In 1973, Billy Graham led his largest “crusade” in South Korea, with 1.1 million people gathered at the Yoido Plaza in Seoul. Koreans recounted they were blessed at this revival, and 73,000 people made “decisions for Christ.” But that revival was also intertwined with the authoritarianism of the Park Chung Hee regime. At that revival, Koreans felt they could own their faith as Koreans, and that they could even outpace the religious accomplishments of white evangelicals like Graham, in a race for revival. At the same time, however, Koreans became intertwined in a global network that espoused colorblind spirituality. Without a theology or political vision to direct them otherwise (the Park regime had cracked down on political theologies critiquing the government), their revivalism nurtured spiritual growth to the exclusion of their collective liberation from US empire and political freedom from authoritarianism.
But note that revivals did not always bend to the status quo in the history of modern Korean Christianity. In the aftermath of the 1907 Pyongyang revivals, a historic cohort of Korean Protestants used their faith to protest Japanese empire, defending the rights of colonized Koreans. Thus, we see that revival could function as a double-edged sword, leading to social change or defending the status quo. These historical examples from world Christianity shed light on the paradoxical politics of revival. And, they instruct us to ask of contemporary US revivals: What will come of the Asbury revivals? Will it result in a doubling down on the white Christian experience or will it result in collective repentance for white and Christian supremacy? Will it result in the uplifting of nonwhite Christian voices and experiences or will it become a reference point for white Christians to fuel a political vision to “take America back for God”?

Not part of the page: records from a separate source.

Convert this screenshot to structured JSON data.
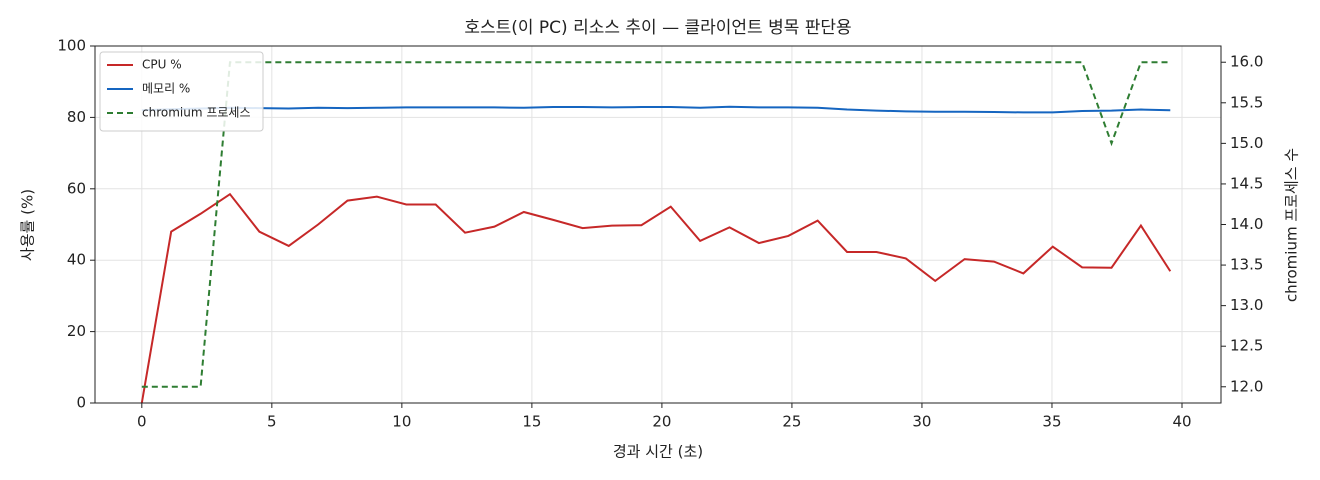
{
  "chart_data": {
    "type": "line",
    "title": "호스트(이 PC) 리소스 추이 — 클라이언트 병목 판단용",
    "xlabel": "경과 시간 (초)",
    "ylabel": "사용률 (%)",
    "y2label": "chromium 프로세스 수",
    "x": [
      0,
      1.13,
      2.26,
      3.39,
      4.52,
      5.65,
      6.78,
      7.91,
      9.04,
      10.17,
      11.3,
      12.43,
      13.56,
      14.69,
      15.82,
      16.95,
      18.08,
      19.21,
      20.34,
      21.47,
      22.6,
      23.73,
      24.86,
      25.99,
      27.12,
      28.25,
      29.38,
      30.51,
      31.64,
      32.77,
      33.9,
      35.03,
      36.16,
      37.29,
      38.42,
      39.55
    ],
    "series": [
      {
        "name": "CPU %",
        "color": "#c62828",
        "dash": false,
        "values": [
          0,
          48,
          53,
          58.5,
          48,
          44,
          50,
          56.7,
          57.8,
          55.6,
          55.6,
          47.7,
          49.4,
          53.5,
          51.3,
          49,
          49.7,
          49.8,
          55,
          45.4,
          49.2,
          44.8,
          46.8,
          51.1,
          42.3,
          42.3,
          40.5,
          34.2,
          40.3,
          39.6,
          36.3,
          43.8,
          38,
          37.9,
          49.7,
          36.9
        ]
      },
      {
        "name": "메모리 %",
        "color": "#1565c0",
        "dash": false,
        "values": [
          82.0,
          82.3,
          82.5,
          82.7,
          82.6,
          82.5,
          82.7,
          82.6,
          82.7,
          82.8,
          82.8,
          82.8,
          82.8,
          82.7,
          82.9,
          82.9,
          82.8,
          82.9,
          82.9,
          82.7,
          83.0,
          82.8,
          82.8,
          82.7,
          82.2,
          81.9,
          81.7,
          81.6,
          81.6,
          81.5,
          81.4,
          81.4,
          81.8,
          81.9,
          82.2,
          82.0
        ]
      },
      {
        "name": "chromium 프로세스",
        "color": "#2e7d32",
        "dash": true,
        "axis": "y2",
        "values": [
          12,
          12,
          12,
          16,
          16,
          16,
          16,
          16,
          16,
          16,
          16,
          16,
          16,
          16,
          16,
          16,
          16,
          16,
          16,
          16,
          16,
          16,
          16,
          16,
          16,
          16,
          16,
          16,
          16,
          16,
          16,
          16,
          16,
          15,
          16,
          16
        ]
      }
    ],
    "xlim": [
      -1.8,
      41.5
    ],
    "xticks": [
      0,
      5,
      10,
      15,
      20,
      25,
      30,
      35,
      40
    ],
    "ylim": [
      0,
      100
    ],
    "yticks": [
      0,
      20,
      40,
      60,
      80,
      100
    ],
    "y2lim": [
      11.8,
      16.2
    ],
    "y2ticks": [
      {
        "value": 12,
        "label": "12.0"
      },
      {
        "value": 12.5,
        "label": "12.5"
      },
      {
        "value": 13,
        "label": "13.0"
      },
      {
        "value": 13.5,
        "label": "13.5"
      },
      {
        "value": 14,
        "label": "14.0"
      },
      {
        "value": 14.5,
        "label": "14.5"
      },
      {
        "value": 15,
        "label": "15.0"
      },
      {
        "value": 15.5,
        "label": "15.5"
      },
      {
        "value": 16,
        "label": "16.0"
      }
    ],
    "grid": true,
    "legend": "upper-left"
  }
}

Sometimes, it is the moment when one feels closest to God, amid a spiritual awakening, that also requires a chastening—to step back and ask: is this revival helping our neighbor? Is it leading to greater peace, justice and love for our neighbor or is it recentering the experiences of the racially and religiously privileged in America, for all of the world to witness? As I conclude in my book, “one race does not have a monopoly on revival.” But if one does not challenge such assumptions, with theological and political courage, even moments that seem most sacred, amid revival, have the potential to reinscribe the racially and politically profane.
As it turns out, the recent Asbury revivals may be more everyday occurrences in the US than the media suggests. Yet, in my estimation, what is special is that they present an opportunity for Gen Z attendees, and their educators, to act boldly—to experience a heartfelt piety that translates into social holiness, for peace, love and justice for all, not just for a select few.